Даже если бы удалось — это нечестно. Алексей такого не заслужил. И уж если поразмыслить спокойно, так он сделал все, чтобы Маюнне было хорошо. Он был терпелив и нежен, внимателен и предупредителен. И, самое главное, он всегда переполнен лаской. Наедине с Маюнной он держался неестественно сдержанно и неловко. И удивительно: такой он был всего милее Маюнне.
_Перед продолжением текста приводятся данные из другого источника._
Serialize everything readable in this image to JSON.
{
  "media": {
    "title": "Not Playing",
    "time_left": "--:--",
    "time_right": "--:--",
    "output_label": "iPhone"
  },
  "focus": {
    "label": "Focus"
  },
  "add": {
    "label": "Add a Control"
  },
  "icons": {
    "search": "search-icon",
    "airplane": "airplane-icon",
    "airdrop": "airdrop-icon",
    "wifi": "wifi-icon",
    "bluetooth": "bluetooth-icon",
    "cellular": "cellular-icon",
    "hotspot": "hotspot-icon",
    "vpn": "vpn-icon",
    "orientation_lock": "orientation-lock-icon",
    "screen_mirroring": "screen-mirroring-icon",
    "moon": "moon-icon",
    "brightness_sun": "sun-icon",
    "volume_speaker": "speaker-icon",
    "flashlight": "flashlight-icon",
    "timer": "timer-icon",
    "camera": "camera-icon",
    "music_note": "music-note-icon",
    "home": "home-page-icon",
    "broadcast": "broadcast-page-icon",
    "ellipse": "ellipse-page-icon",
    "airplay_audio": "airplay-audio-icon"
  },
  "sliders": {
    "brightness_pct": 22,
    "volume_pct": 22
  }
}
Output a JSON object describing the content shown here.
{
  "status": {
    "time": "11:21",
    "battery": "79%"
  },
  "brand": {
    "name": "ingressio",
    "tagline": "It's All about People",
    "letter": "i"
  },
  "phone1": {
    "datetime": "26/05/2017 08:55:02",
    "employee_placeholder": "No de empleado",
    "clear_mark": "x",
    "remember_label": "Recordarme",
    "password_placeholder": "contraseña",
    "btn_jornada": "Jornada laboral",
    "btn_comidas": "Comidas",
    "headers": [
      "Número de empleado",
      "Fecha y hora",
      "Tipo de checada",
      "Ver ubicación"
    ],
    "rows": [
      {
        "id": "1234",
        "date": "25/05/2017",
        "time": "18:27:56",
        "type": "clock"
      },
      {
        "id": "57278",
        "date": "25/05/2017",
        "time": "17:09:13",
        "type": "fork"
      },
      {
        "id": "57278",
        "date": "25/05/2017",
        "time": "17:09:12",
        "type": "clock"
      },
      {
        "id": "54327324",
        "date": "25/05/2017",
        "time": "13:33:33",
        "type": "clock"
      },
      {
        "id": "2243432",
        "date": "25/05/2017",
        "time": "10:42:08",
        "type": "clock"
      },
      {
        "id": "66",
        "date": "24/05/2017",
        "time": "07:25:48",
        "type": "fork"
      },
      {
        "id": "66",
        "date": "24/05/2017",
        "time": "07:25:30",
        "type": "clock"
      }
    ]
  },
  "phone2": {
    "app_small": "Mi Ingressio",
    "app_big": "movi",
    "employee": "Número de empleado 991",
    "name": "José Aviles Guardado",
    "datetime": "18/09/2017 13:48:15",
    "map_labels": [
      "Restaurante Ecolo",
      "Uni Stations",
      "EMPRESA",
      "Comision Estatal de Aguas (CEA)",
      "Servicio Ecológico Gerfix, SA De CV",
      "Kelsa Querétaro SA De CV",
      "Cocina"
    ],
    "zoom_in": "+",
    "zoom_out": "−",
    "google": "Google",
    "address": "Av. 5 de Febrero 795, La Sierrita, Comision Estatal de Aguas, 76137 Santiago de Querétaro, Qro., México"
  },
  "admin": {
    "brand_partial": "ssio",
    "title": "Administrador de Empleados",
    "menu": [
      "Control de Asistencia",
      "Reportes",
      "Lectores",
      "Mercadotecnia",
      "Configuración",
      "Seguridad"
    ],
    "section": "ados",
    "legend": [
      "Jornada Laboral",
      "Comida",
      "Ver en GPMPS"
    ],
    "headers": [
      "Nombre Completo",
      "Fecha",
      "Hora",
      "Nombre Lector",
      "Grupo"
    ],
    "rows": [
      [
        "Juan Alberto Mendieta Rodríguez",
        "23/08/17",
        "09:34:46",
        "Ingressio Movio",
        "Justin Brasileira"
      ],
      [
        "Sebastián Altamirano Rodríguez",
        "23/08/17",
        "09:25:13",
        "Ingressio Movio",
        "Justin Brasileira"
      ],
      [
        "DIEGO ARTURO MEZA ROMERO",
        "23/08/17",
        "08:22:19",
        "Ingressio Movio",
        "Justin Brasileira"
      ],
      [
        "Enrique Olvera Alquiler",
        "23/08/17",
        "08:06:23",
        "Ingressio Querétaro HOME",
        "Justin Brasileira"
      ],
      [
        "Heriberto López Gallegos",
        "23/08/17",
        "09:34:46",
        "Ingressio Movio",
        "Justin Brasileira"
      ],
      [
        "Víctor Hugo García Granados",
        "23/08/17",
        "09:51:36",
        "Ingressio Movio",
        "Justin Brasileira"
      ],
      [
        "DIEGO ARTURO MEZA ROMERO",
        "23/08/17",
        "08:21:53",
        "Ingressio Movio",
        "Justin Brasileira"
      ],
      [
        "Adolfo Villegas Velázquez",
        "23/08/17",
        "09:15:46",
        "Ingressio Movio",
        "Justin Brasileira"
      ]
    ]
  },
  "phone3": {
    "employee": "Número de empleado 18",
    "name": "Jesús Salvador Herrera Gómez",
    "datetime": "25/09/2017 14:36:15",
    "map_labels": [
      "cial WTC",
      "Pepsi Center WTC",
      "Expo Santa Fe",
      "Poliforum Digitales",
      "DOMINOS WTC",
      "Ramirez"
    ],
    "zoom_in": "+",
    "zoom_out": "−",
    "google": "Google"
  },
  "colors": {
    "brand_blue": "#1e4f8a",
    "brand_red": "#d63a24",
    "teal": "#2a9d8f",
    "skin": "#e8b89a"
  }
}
Ведь среди людей, среди сослуживцев и незнакомых Алексей старался быть таким, как все, и даже порой развязным. И тогда он становился какой-то сам не свой, отдалялся от Маюнны, словно бы превращался совсем в другого человека, в худшего, чем он был на самом деле. Наверное, это самое трудное для человека — не быть самим собой…
Маюнна любила голос Алексея. Может, это был обычный голос молодого человека, чуть хрипловатый от курения и вдыхания сухого морозного воздуха Колымы. Но когда Алеша тихо и чуть протяжно говорил: «Ма-юн-на» — это ни с чем нельзя было сравнить, только разве с шелестом снега на высоких, чистых, голубых ледниках, где даже круглосуточное солнце не может нагреть вечно прохладный воздух.